One posited strategy, which is being implemented in some regions, is ‘population-based’, or ‘mass’ testing. Critics of the approach say it is expensive and impractical, a waste of valuable resources. Even proponents are not blind to the challenges of such a programme. If it is to be undertaken, it needs to be done in the right way.
A recent editorial in the British Medical Journal on the subject stated: “A key lesson from screening is that the entire system must be well coordinated, have quality assurance built in for each element, and be backed by the right information technology. Without a good system the benefits are unlikely to be realised and the main outcomes will be harms from unwarranted intervention, confusion, mistrust, and diversion of laboratory and other resources away from more beneficial activities.”
It continues: “The system must ensure that testing is accessible, trusted, and tailored to all sections of society (especially ethnic minority groups and those at disadvantage) – otherwise those who most need testing will not be reached.”

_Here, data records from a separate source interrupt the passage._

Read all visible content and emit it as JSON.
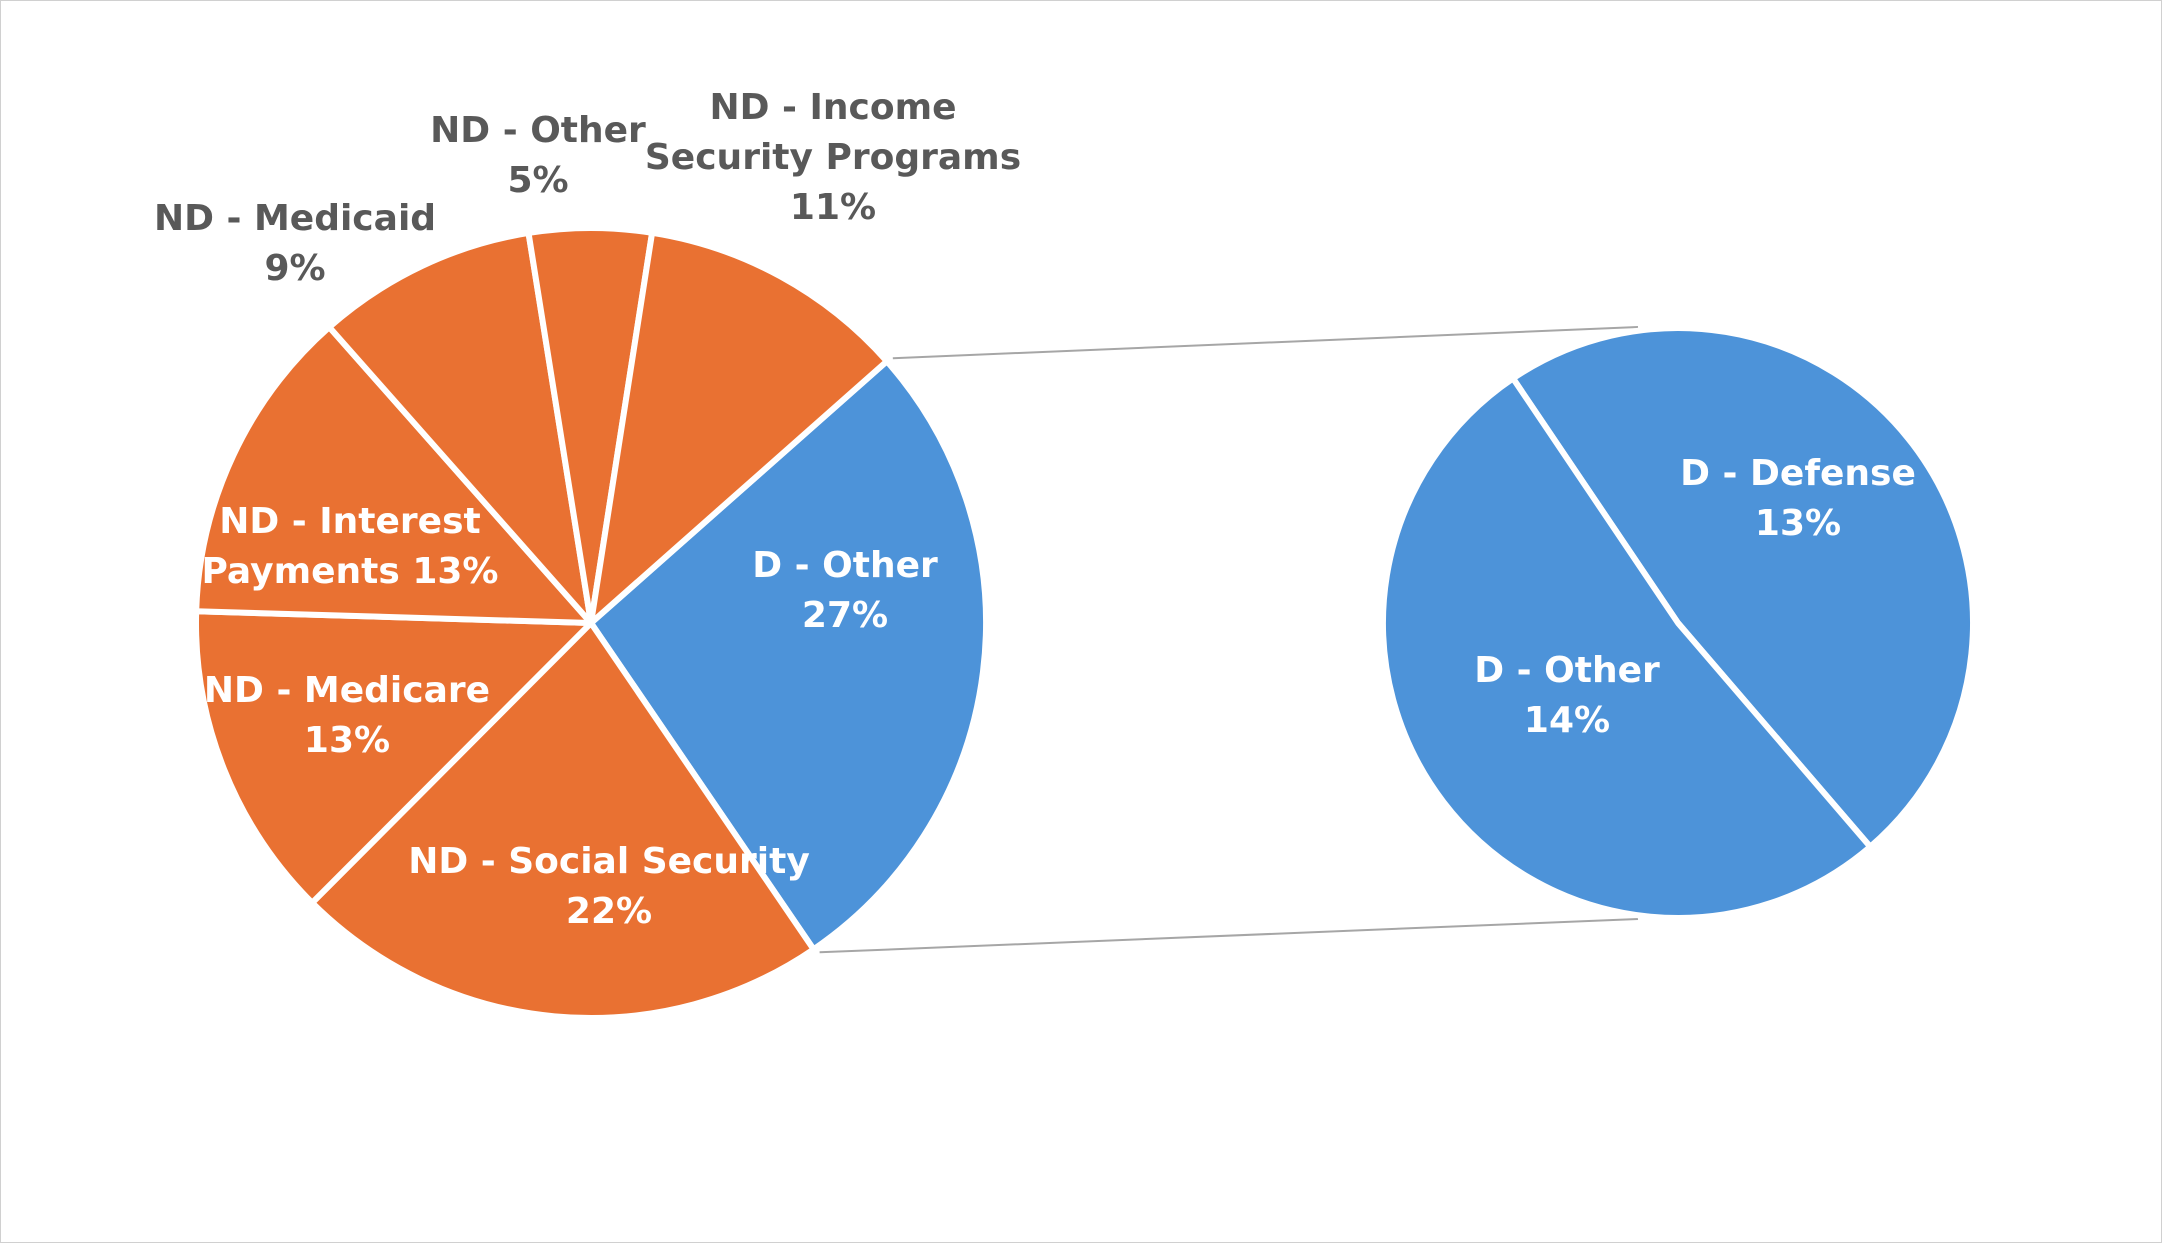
{
  "chart_data": {
    "type": "pie-of-pie",
    "colors": {
      "non_discretionary": "#E97132",
      "discretionary": "#4D93D9"
    },
    "main_pie": {
      "slices": [
        {
          "name": "D - Other",
          "value": 27,
          "label_lines": [
            "D - Other",
            "27%"
          ],
          "group": "discretionary"
        },
        {
          "name": "ND - Social Security",
          "value": 22,
          "label_lines": [
            "ND - Social Security",
            "22%"
          ],
          "group": "non_discretionary"
        },
        {
          "name": "ND - Medicare",
          "value": 13,
          "label_lines": [
            "ND - Medicare",
            "13%"
          ],
          "group": "non_discretionary"
        },
        {
          "name": "ND - Interest Payments",
          "value": 13,
          "label_lines": [
            "ND - Interest",
            "Payments 13%"
          ],
          "group": "non_discretionary"
        },
        {
          "name": "ND - Medicaid",
          "value": 9,
          "label_lines": [
            "ND - Medicaid",
            "9%"
          ],
          "group": "non_discretionary"
        },
        {
          "name": "ND - Other",
          "value": 5,
          "label_lines": [
            "ND - Other",
            "5%"
          ],
          "group": "non_discretionary"
        },
        {
          "name": "ND - Income Security Programs",
          "value": 11,
          "label_lines": [
            "ND - Income",
            "Security Programs",
            "11%"
          ],
          "group": "non_discretionary"
        }
      ]
    },
    "secondary_pie": {
      "slices": [
        {
          "name": "D - Defense",
          "value": 13,
          "label_lines": [
            "D - Defense",
            "13%"
          ],
          "group": "discretionary"
        },
        {
          "name": "D - Other",
          "value": 14,
          "label_lines": [
            "D - Other",
            "14%"
          ],
          "group": "discretionary"
        }
      ]
    }
  }
}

A feature in this issue of the Medical Independent explores population-based Covid-19 testing from an Irish perspective. The HSE says it has capacity to perform 100,000 tests a week. However, speaking before the Oireachtas special committee on Covid-19 recently, HSE CEO Mr Paul Reid said it does not make economic sense to do so.
Dr Tomás Ryan, Assistant Professor at the School of Biochemistry and Immunology, Trinity College Dublin (TCD), said it is a “mystery” why Ireland is not performing 100,000 tests a week. He stresses though that the turnaround time for test results is perhaps even more important than capacity. In the feature, Prof Kingston Mills, Professor of Experimental Immunology at TCD, points out rapid testing, which is being rolled out in many jurisdictions, is a vital measure, particularly for people coming from abroad.
What Dr Ryan is most critical about is the lack of an Irish strategy regarding Covid-19. Even the UK, which was rightly criticised for its slow response to the pandemic, has been clearer about its plans of late.
It was recently reported that the British government is to trial routine weekly Covid-19 testing of the population as part of preparations to tackle a second wave this winter. The new community-wide trial in Salford will assess the benefits of repeat population testing by focusing initially on a specific ‘high-footfall’ location in the city.
Back home, while the Minister for Health Stephen Donnelly’s announcement that an expanded influenza vaccination programme will roll out this autumn, is to be welcomed, much more is needed given the scale of the threat Covid-19 poses. Too many questions still remain about what the Government strategy is, despite the rise in cases in recent weeks.
Communication too has left a lot to be desired and that is being generous. Although these challenges are not unique to Ireland, the chronic lack of capacity in our health system makes it even more important for the Government to plan a coherent way forward as soon as possible.